Broadcasters who have been waiting years for some regulatory relief from the FCC will have to wait a while longer—and that, apparently, is OK with them, given the reason.
The Minority Media & Telecommunications Council has asked the FCC for a “brief” delay in a vote on the FCC ’s consideration of media ownership, and the National Association of Broadcasters backs the idea. The Newspaper Association of America also favors a move FCC chairman Julius Genachowski called, “a sensible approach to moving forward and resolving the issues raised in this proceeding.”
According to a senior FCC official, the delay also makes strategic sense for the commission since it may help the item get enough votes for passage and boost its chances in court.
The stay would push off a vote by at least a couple more months, perhaps longer. The FCC has appeared in no hurry to vote the item anyway.
In a letter to the commissioners, the MMTC requested the delay so it could conduct a study on the impact of the rules on minority and women ownership.
The study would be undertaken by BIA/ Kelsey and peer reviewed. “The study’s methodology is designed so that the final report should be completed, peer reviewed and submitted to the commission for its consideration within eight weeks of today,” MMTC said.
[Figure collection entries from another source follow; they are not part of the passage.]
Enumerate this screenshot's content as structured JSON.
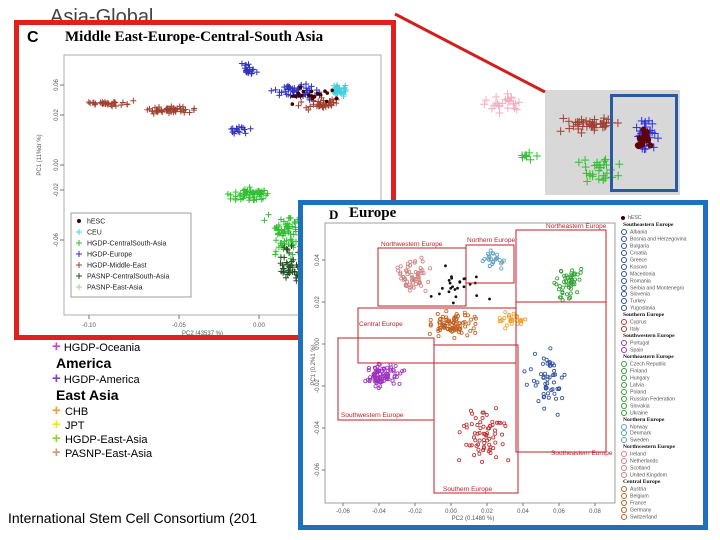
{
  "slide": {
    "top_title": "Asia-Global",
    "caption": "International Stem Cell Consortium (201"
  },
  "colors": {
    "panel_c_border": "#e0201e",
    "panel_d_border": "#1f6fbf",
    "connector": "#d0201e",
    "zoom_box": "#2c5aa0",
    "region_box": "#c0202a"
  },
  "background_legend": {
    "row1": {
      "label": "HGDP-Oceania",
      "color": "#d040d0"
    },
    "group1": {
      "label": "America"
    },
    "row2": {
      "label": "HGDP-America",
      "color": "#8a3ad0"
    },
    "group2": {
      "label": "East Asia"
    },
    "rows": [
      {
        "label": "CHB",
        "color": "#f0a030"
      },
      {
        "label": "JPT",
        "color": "#f0e020"
      },
      {
        "label": "HGDP-East-Asia",
        "color": "#90d040"
      },
      {
        "label": "PASNP-East-Asia",
        "color": "#d09a70"
      }
    ]
  },
  "chart_data": [
    {
      "panel": "C",
      "type": "scatter",
      "title": "Middle East-Europe-Central-South Asia",
      "xlabel": "PC2 (43537 %)",
      "ylabel": "PC1 (11%dr %)",
      "x_ticks": [
        "-0.10",
        "-0.05",
        "0.00"
      ],
      "y_ticks": [
        "-0.06",
        "-0.02",
        "0.00",
        "0.02",
        "0.06"
      ],
      "legend_placement": "bottom-left",
      "legend": [
        {
          "label": "hESC",
          "color": "#400000",
          "marker": "dot"
        },
        {
          "label": "CEU",
          "color": "#40d0e0",
          "marker": "plus"
        },
        {
          "label": "HGDP-CentralSouth-Asia",
          "color": "#30c030",
          "marker": "plus"
        },
        {
          "label": "HGDP-Europe",
          "color": "#3030c0",
          "marker": "plus"
        },
        {
          "label": "HGDP-Middle-East",
          "color": "#a04030",
          "marker": "plus"
        },
        {
          "label": "PASNP-CentralSouth-Asia",
          "color": "#205020",
          "marker": "plus"
        },
        {
          "label": "PASNP-East-Asia",
          "color": "#a0d080",
          "marker": "plus"
        }
      ],
      "series_colors": {
        "hgdp_europe": "#3030c0",
        "middle_east": "#a04030",
        "central_south": "#30c030",
        "pasnp_central_south": "#205020",
        "hesc": "#400000",
        "ceu": "#40d0e0"
      }
    },
    {
      "panel": "D",
      "type": "scatter",
      "title": "Europe",
      "xlabel": "PC2 (0.1480 %)",
      "ylabel": "PC1 (0.2%1 %)",
      "x_ticks": [
        "-0.06",
        "-0.04",
        "-0.02",
        "0.00",
        "0.02",
        "0.04",
        "0.06",
        "0.08"
      ],
      "y_ticks": [
        "0.04",
        "0.02",
        "0.00",
        "-0.02",
        "-0.04",
        "-0.06"
      ],
      "regions": [
        "Northwestern Europe",
        "Northern Europe",
        "Northeastern Europe",
        "Central Europe",
        "Southwestern Europe",
        "Southeastern Europe",
        "Southern Europe"
      ],
      "legend_placement": "right",
      "legend": [
        {
          "label": "hESC",
          "color": "#400000",
          "header": false
        },
        {
          "label": "Southeastern Europe",
          "header": true
        },
        {
          "label": "Albania",
          "color": "#3050a0",
          "header": false
        },
        {
          "label": "Bosnia and Herzegovina",
          "color": "#3050a0",
          "header": false
        },
        {
          "label": "Bulgaria",
          "color": "#3050a0",
          "header": false
        },
        {
          "label": "Croatia",
          "color": "#3050a0",
          "header": false
        },
        {
          "label": "Greece",
          "color": "#3050a0",
          "header": false
        },
        {
          "label": "Kosovo",
          "color": "#3050a0",
          "header": false
        },
        {
          "label": "Macedonia",
          "color": "#3050a0",
          "header": false
        },
        {
          "label": "Romania",
          "color": "#3050a0",
          "header": false
        },
        {
          "label": "Serbia and Montenegro",
          "color": "#3050a0",
          "header": false
        },
        {
          "label": "Slovenia",
          "color": "#3050a0",
          "header": false
        },
        {
          "label": "Turkey",
          "color": "#3050a0",
          "header": false
        },
        {
          "label": "Yugoslavia",
          "color": "#3050a0",
          "header": false
        },
        {
          "label": "Southern Europe",
          "header": true
        },
        {
          "label": "Cyprus",
          "color": "#c03030",
          "header": false
        },
        {
          "label": "Italy",
          "color": "#c03030",
          "header": false
        },
        {
          "label": "Southwestern Europe",
          "header": true
        },
        {
          "label": "Portugal",
          "color": "#a030c0",
          "header": false
        },
        {
          "label": "Spain",
          "color": "#a030c0",
          "header": false
        },
        {
          "label": "Northeastern Europe",
          "header": true
        },
        {
          "label": "Czech Republic",
          "color": "#30a030",
          "header": false
        },
        {
          "label": "Finland",
          "color": "#30a030",
          "header": false
        },
        {
          "label": "Hungary",
          "color": "#30a030",
          "header": false
        },
        {
          "label": "Latvia",
          "color": "#30a030",
          "header": false
        },
        {
          "label": "Poland",
          "color": "#30a030",
          "header": false
        },
        {
          "label": "Russian Federation",
          "color": "#30a030",
          "header": false
        },
        {
          "label": "Slovakia",
          "color": "#30a030",
          "header": false
        },
        {
          "label": "Ukraine",
          "color": "#30a030",
          "header": false
        },
        {
          "label": "Northern Europe",
          "header": true
        },
        {
          "label": "Norway",
          "color": "#60a0c0",
          "header": false
        },
        {
          "label": "Denmark",
          "color": "#60a0c0",
          "header": false
        },
        {
          "label": "Sweden",
          "color": "#60a0c0",
          "header": false
        },
        {
          "label": "Northwestern Europe",
          "header": true
        },
        {
          "label": "Ireland",
          "color": "#d08080",
          "header": false
        },
        {
          "label": "Netherlands",
          "color": "#d08080",
          "header": false
        },
        {
          "label": "Scotland",
          "color": "#d08080",
          "header": false
        },
        {
          "label": "United Kingdom",
          "color": "#d08080",
          "header": false
        },
        {
          "label": "Central Europe",
          "header": true
        },
        {
          "label": "Austria",
          "color": "#c06020",
          "header": false
        },
        {
          "label": "Belgium",
          "color": "#c06020",
          "header": false
        },
        {
          "label": "France",
          "color": "#c06020",
          "header": false
        },
        {
          "label": "Germany",
          "color": "#c06020",
          "header": false
        },
        {
          "label": "Switzerland",
          "color": "#c06020",
          "header": false
        }
      ]
    }
  ]
}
Then the FCC would have to vet it as well, with Genachowski either modifying his proposal or concluding it was sufficient as is.
The media ownership vote has been delayed for some time already due to concerns about the impact of loosening newspaper/broadcast cross-ownership regulations on diverse ownership.
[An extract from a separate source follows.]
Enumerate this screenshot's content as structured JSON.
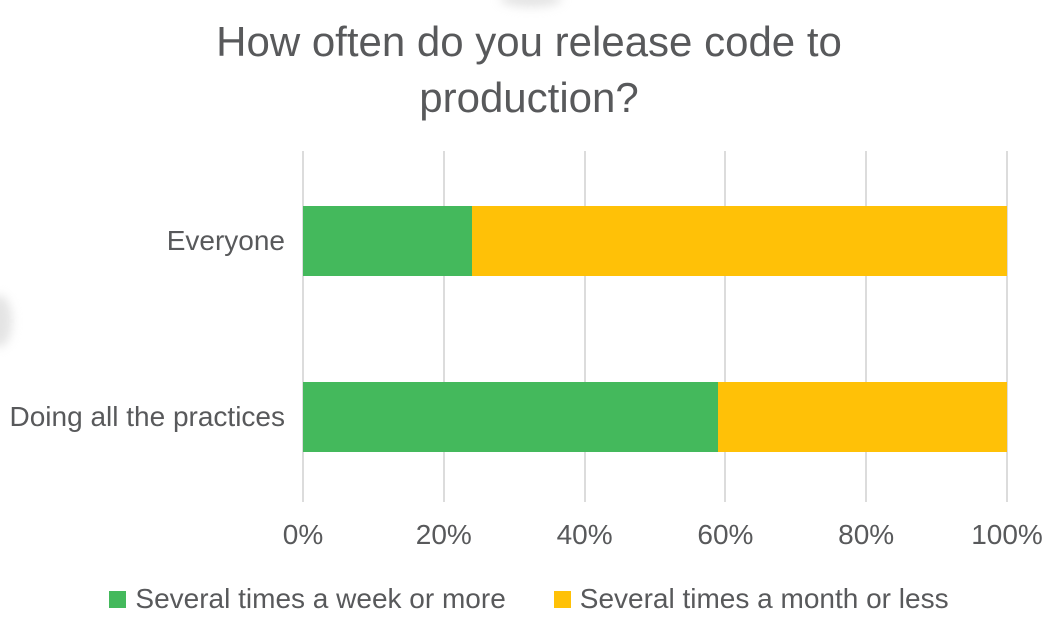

Genachowski has proposed loosening the ban on newspaper/TV cross-ownership and lifting it on newspaper/radio cross-ownership. The chairman pushed for a vote by the end of last year. But minority groups pushed back, pointing out that the FCC had yet to complete diversity studies in response to a Third Circuit Court of Appeals remand of diversity initiatives. That came as part of an attempt by former FCC chairman Kevin Martin to loosen the newspaper/TV cross-ownership rules along the same lines.
Broadcasters have been looking for action on media ownership out of the FCC for years. But they have lately not been pushing too hard for a vote, given that they think loosening rather than lifting the TV/newspaper cross-ownership ban adds up to barely half a loaf; they also weren’t really pushing on radio/newspaper at all.
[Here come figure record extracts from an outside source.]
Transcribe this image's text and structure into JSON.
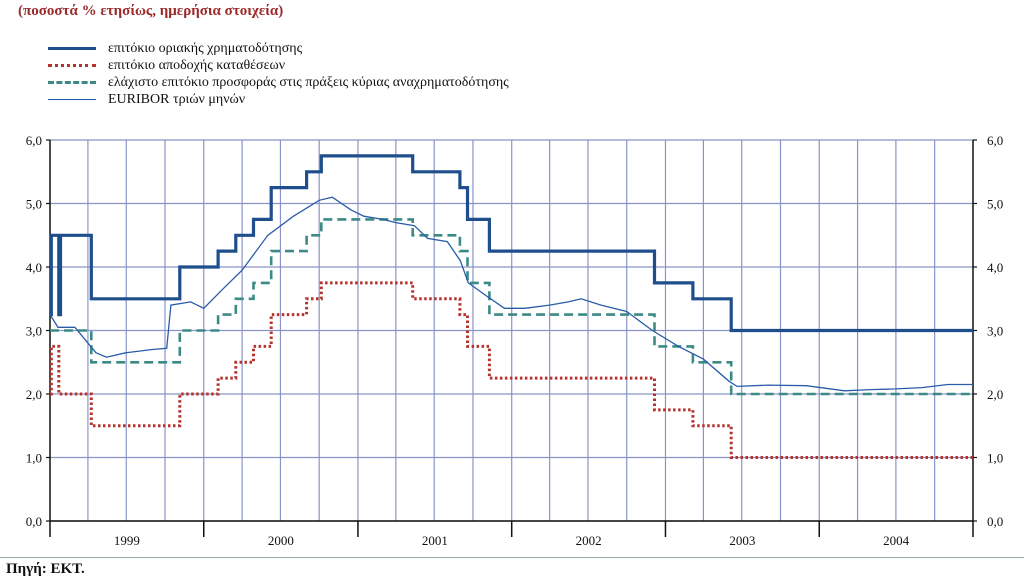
{
  "subtitle": "(ποσοστά % ετησίως, ημερήσια στοιχεία)",
  "source": "Πηγή: ΕΚΤ.",
  "chart_data": {
    "type": "line",
    "title": "",
    "ylim": [
      0,
      6
    ],
    "yticks": [
      "0,0",
      "1,0",
      "2,0",
      "3,0",
      "4,0",
      "5,0",
      "6,0"
    ],
    "x_range": [
      "1999-01-01",
      "2004-12-31"
    ],
    "xticks": [
      "1999",
      "2000",
      "2001",
      "2002",
      "2003",
      "2004"
    ],
    "grid": true,
    "legend_position": "top-left",
    "series": [
      {
        "name": "επιτόκιο οριακής χρηματοδότησης",
        "style": "solid-thick",
        "color": "#1f4e8c",
        "step": true,
        "points": [
          [
            "1999-01-01",
            3.25
          ],
          [
            "1999-01-04",
            4.5
          ],
          [
            "1999-01-22",
            3.25
          ],
          [
            "1999-01-26",
            4.5
          ],
          [
            "1999-04-09",
            3.5
          ],
          [
            "1999-11-05",
            4.0
          ],
          [
            "2000-02-04",
            4.25
          ],
          [
            "2000-03-17",
            4.5
          ],
          [
            "2000-04-28",
            4.75
          ],
          [
            "2000-06-09",
            5.25
          ],
          [
            "2000-09-01",
            5.5
          ],
          [
            "2000-10-06",
            5.75
          ],
          [
            "2001-05-11",
            5.5
          ],
          [
            "2001-08-31",
            5.25
          ],
          [
            "2001-09-18",
            4.75
          ],
          [
            "2001-11-09",
            4.25
          ],
          [
            "2002-12-06",
            3.75
          ],
          [
            "2003-03-07",
            3.5
          ],
          [
            "2003-06-06",
            3.0
          ],
          [
            "2004-12-31",
            3.0
          ]
        ]
      },
      {
        "name": "επιτόκιο αποδοχής καταθέσεων",
        "style": "dotted",
        "color": "#b5332e",
        "step": true,
        "points": [
          [
            "1999-01-01",
            2.0
          ],
          [
            "1999-01-04",
            2.75
          ],
          [
            "1999-01-22",
            2.0
          ],
          [
            "1999-04-09",
            1.5
          ],
          [
            "1999-11-05",
            2.0
          ],
          [
            "2000-02-04",
            2.25
          ],
          [
            "2000-03-17",
            2.5
          ],
          [
            "2000-04-28",
            2.75
          ],
          [
            "2000-06-09",
            3.25
          ],
          [
            "2000-09-01",
            3.5
          ],
          [
            "2000-10-06",
            3.75
          ],
          [
            "2001-05-11",
            3.5
          ],
          [
            "2001-08-31",
            3.25
          ],
          [
            "2001-09-18",
            2.75
          ],
          [
            "2001-11-09",
            2.25
          ],
          [
            "2002-12-06",
            1.75
          ],
          [
            "2003-03-07",
            1.5
          ],
          [
            "2003-06-06",
            1.0
          ],
          [
            "2004-12-31",
            1.0
          ]
        ]
      },
      {
        "name": "ελάχιστο επιτόκιο προσφοράς στις πράξεις κύριας αναχρηματοδότησης",
        "style": "dashed",
        "color": "#3b8a86",
        "step": true,
        "points": [
          [
            "1999-01-01",
            3.0
          ],
          [
            "1999-04-09",
            2.5
          ],
          [
            "1999-11-05",
            3.0
          ],
          [
            "2000-02-04",
            3.25
          ],
          [
            "2000-03-17",
            3.5
          ],
          [
            "2000-04-28",
            3.75
          ],
          [
            "2000-06-09",
            4.25
          ],
          [
            "2000-09-01",
            4.5
          ],
          [
            "2000-10-06",
            4.75
          ],
          [
            "2001-05-11",
            4.5
          ],
          [
            "2001-08-31",
            4.25
          ],
          [
            "2001-09-18",
            3.75
          ],
          [
            "2001-11-09",
            3.25
          ],
          [
            "2002-12-06",
            2.75
          ],
          [
            "2003-03-07",
            2.5
          ],
          [
            "2003-06-06",
            2.0
          ],
          [
            "2004-12-31",
            2.0
          ]
        ]
      },
      {
        "name": "EURIBOR τριών μηνών",
        "style": "solid-thin",
        "color": "#2a5ca8",
        "step": false,
        "points": [
          [
            "1999-01-01",
            3.25
          ],
          [
            "1999-01-20",
            3.05
          ],
          [
            "1999-03-01",
            3.05
          ],
          [
            "1999-04-20",
            2.65
          ],
          [
            "1999-05-15",
            2.58
          ],
          [
            "1999-07-01",
            2.65
          ],
          [
            "1999-09-01",
            2.7
          ],
          [
            "1999-10-05",
            2.72
          ],
          [
            "1999-10-15",
            3.4
          ],
          [
            "1999-12-01",
            3.45
          ],
          [
            "2000-01-01",
            3.35
          ],
          [
            "2000-02-15",
            3.65
          ],
          [
            "2000-04-01",
            3.95
          ],
          [
            "2000-06-01",
            4.5
          ],
          [
            "2000-08-01",
            4.8
          ],
          [
            "2000-10-01",
            5.05
          ],
          [
            "2000-11-01",
            5.1
          ],
          [
            "2000-12-15",
            4.9
          ],
          [
            "2001-01-15",
            4.8
          ],
          [
            "2001-03-01",
            4.75
          ],
          [
            "2001-04-01",
            4.7
          ],
          [
            "2001-05-15",
            4.65
          ],
          [
            "2001-06-15",
            4.45
          ],
          [
            "2001-08-01",
            4.4
          ],
          [
            "2001-09-01",
            4.1
          ],
          [
            "2001-09-20",
            3.75
          ],
          [
            "2001-11-01",
            3.55
          ],
          [
            "2001-12-15",
            3.35
          ],
          [
            "2002-02-01",
            3.35
          ],
          [
            "2002-04-01",
            3.4
          ],
          [
            "2002-05-15",
            3.45
          ],
          [
            "2002-06-15",
            3.5
          ],
          [
            "2002-08-01",
            3.4
          ],
          [
            "2002-10-01",
            3.3
          ],
          [
            "2002-12-01",
            3.0
          ],
          [
            "2003-02-01",
            2.75
          ],
          [
            "2003-04-01",
            2.55
          ],
          [
            "2003-06-01",
            2.2
          ],
          [
            "2003-06-20",
            2.12
          ],
          [
            "2003-09-01",
            2.14
          ],
          [
            "2003-12-01",
            2.13
          ],
          [
            "2004-03-01",
            2.05
          ],
          [
            "2004-05-01",
            2.07
          ],
          [
            "2004-07-01",
            2.08
          ],
          [
            "2004-09-01",
            2.1
          ],
          [
            "2004-11-01",
            2.15
          ],
          [
            "2004-12-31",
            2.15
          ]
        ]
      }
    ]
  }
}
The FCC proposal also includes counting some joint sales agreements toward local ownership caps, something that likely has three votes on the commission and is also something broadcasters don’t want to see happen.
“The National Association of Broadcasters reviewed MMTC ’s letter and agrees that there is potential merit in additional datagathering regarding minority ownership,” NAB executive VP and general counsel Jane Mago wrote in a letter to the FCC on Feb. 25. “Accordingly, NAB does not oppose MMTC’s suggestion that the commission defer action…pending its review of the results of MMTC ’s study.”
Separately, the FCC issued a public notice seeking comment on a proposal by the Coalition for Broadcast Investment (of which the MMTC is a founding member) that the commission look at proposals to allow more than 25% foreign ownership in a broadcast property on a case-by-case basis rather than the de facto 25% cap.
MMTC has argued that is yet another way to boost media diversity.